А Родион Жуков в это время находился за конюшней и, упершись в дикий камень стены, смотрел в море. «Потемкин» стоял совсем близко от пристани. Среди фелюг и грузовых пароходов, окруженный яликами, яхтами и катерами, рядом с тощим румынским крейсером «Елизаветой» он был бесполезно велик, трехтрубен и сер. Белый андреевский флаг, косо перекрещенный голубым крестом, все еще висел, как конверт, высоко над орудийными башнями, шлюпками, реями. Пусто было на палубах и мостиках броненосца, лишь кое-где торчала прикладом вверх винтовка румынского часового. Но вот флаг дрогнул, опал и коротенькими скачками стал опускаться. Обеими руками снял тогда Родион фуражку и так низко поклонился, что кончики новых георгиевских лент мягко упали в пыль, как оранжево-черные деревенские цветы чернобривцы.
— Что, моряк, каешься? — раздался вдруг у самого Родионова плеча веселый голос.
Родион поднял голову и увидел знакомого минного машиниста. Он стоял, широко расставив короткие ноги, ухватившись горячими руками за тесемку ворота. Его рябое некрасивое лицо с медвежьими глазами было сведено курносой судорогой. Кадык двигался по горлу так трудно и туго, словно он подавился железным яблоком и задыхается от того железного яблока — не может проглотить.
— Что, землячок дорогой, с тюрьмой своей прощаешься? Слезы горькие проливаешь? Драгоценному царскому флагу кланяешься?
— Жалко все-таки, Степан Андреич, линейного корабля, — тихо ответил Родион Жуков.
Тут минный машинист ударил изо всей мочи фуражкой о землю и закричал:
— Зря, товарищи, на берег высаживались, зря сдавались!
А уж вокруг него собралось несколько матросов.
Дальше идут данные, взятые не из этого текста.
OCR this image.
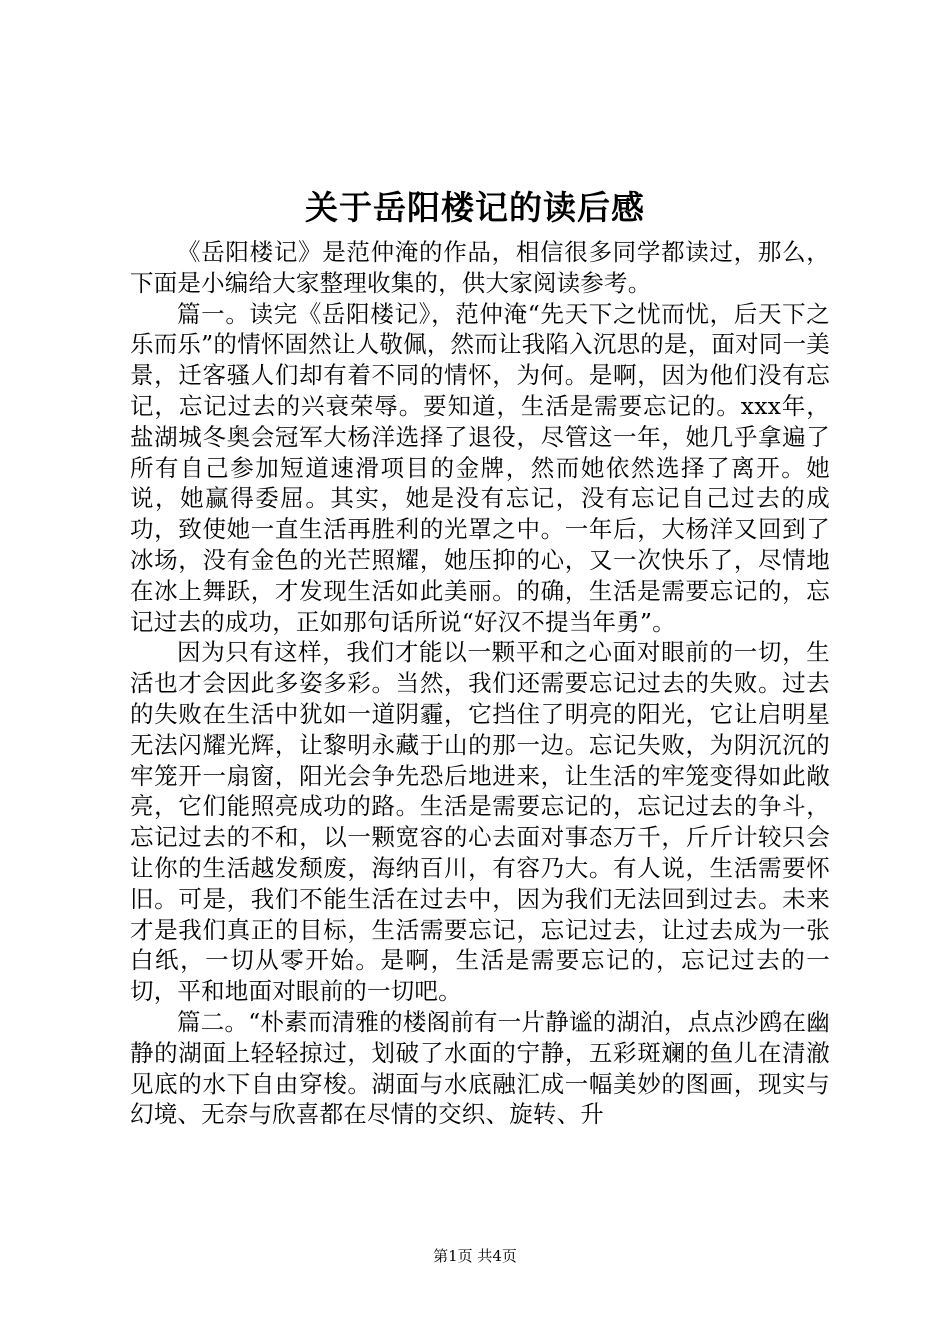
关于岳阳楼记的读后感

《岳阳楼记》是范仲淹的作品，相信很多同学都读过，那么，下面是小编给大家整理收集的，供大家阅读参考。

篇一。读完《岳阳楼记》，范仲淹“先天下之忧而忧，后天下之乐而乐”的情怀固然让人敬佩，然而让我陷入沉思的是，面对同一美景，迁客骚人们却有着不同的情怀，为何。是啊，因为他们没有忘记，忘记过去的兴衰荣辱。要知道，生活是需要忘记的。xxx年，盐湖城冬奥会冠军大杨洋选择了退役，尽管这一年，她几乎拿遍了所有自己参加短道速滑项目的金牌，然而她依然选择了离开。她说，她赢得委屈。其实，她是没有忘记，没有忘记自己过去的成功，致使她一直生活再胜利的光罩之中。一年后，大杨洋又回到了冰场，没有金色的光芒照耀，她压抑的心，又一次快乐了，尽情地在冰上舞跃，才发现生活如此美丽。的确，生活是需要忘记的，忘记过去的成功，正如那句话所说“好汉不提当年勇”。

因为只有这样，我们才能以一颗平和之心面对眼前的一切，生活也才会因此多姿多彩。当然，我们还需要忘记过去的失败。过去的失败在生活中犹如一道阴霾，它挡住了明亮的阳光，它让启明星无法闪耀光辉，让黎明永藏于山的那一边。忘记失败，为阴沉沉的牢笼开一扇窗，阳光会争先恐后地进来，让生活的牢笼变得如此敞亮，它们能照亮成功的路。生活是需要忘记的，忘记过去的争斗，忘记过去的不和，以一颗宽容的心去面对事态万千，斤斤计较只会让你的生活越发颓废，海纳百川，有容乃大。有人说，生活需要怀旧。可是，我们不能生活在过去中，因为我们无法回到过去。未来才是我们真正的目标，生活需要忘记，忘记过去，让过去成为一张白纸，一切从零开始。是啊，生活是需要忘记的，忘记过去的一切，平和地面对眼前的一切吧。

篇二。“朴素而清雅的楼阁前有一片静谧的湖泊，点点沙鸥在幽静的湖面上轻轻掠过，划破了水面的宁静，五彩斑斓的鱼儿在清澈见底的水下自由穿梭。湖面与水底融汇成一幅美妙的图画，现实与幻境、无奈与欣喜都在尽情的交织、旋转、升

第1页 共4页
— Просто срам! Орудия двенадцатидюймовые, боевых патронов — как тех дынь несчетных в погребе, наводчики один в одного. Зря Кошубу не послушались! Кошуба правильно говорил: кондукторов — паршивых шкур — за борт, потопить «Георгия Победоносца», идти в Одессу высаживать десант! Весь бы гарнизон подняли! Все бы Чернов море! Эх, Кошуба, Кошуба, было б тебя послушаться... А такая ерунда получилась!
И увидели матросы то, чего никогда до сих пор не видели: минный машинист заплакал.
— Прощай, товарищ Дорофей Кошуба, — проговорил он, — прощай, линейный корабль «Князь Потемкин Таврический», прощай, пропащая воля... — поклонился в пояс, и будто в ответ на его поклон над кораблем развернулся цветистый румынский флаг.
Тогда матрос надел измятую, покрытую пылью фуражку, и вдруг слезы мгновенно высохли на его рябых щеках. Словно вспыхнули — лоб побледнел.
— Ладно, — сказал он сквозь зубы, — ладно, не один Кошуба на свете. За нами не пропадет. Всю Россию подымем. Всех помещиков сожжем. Верно говорю, Жуков?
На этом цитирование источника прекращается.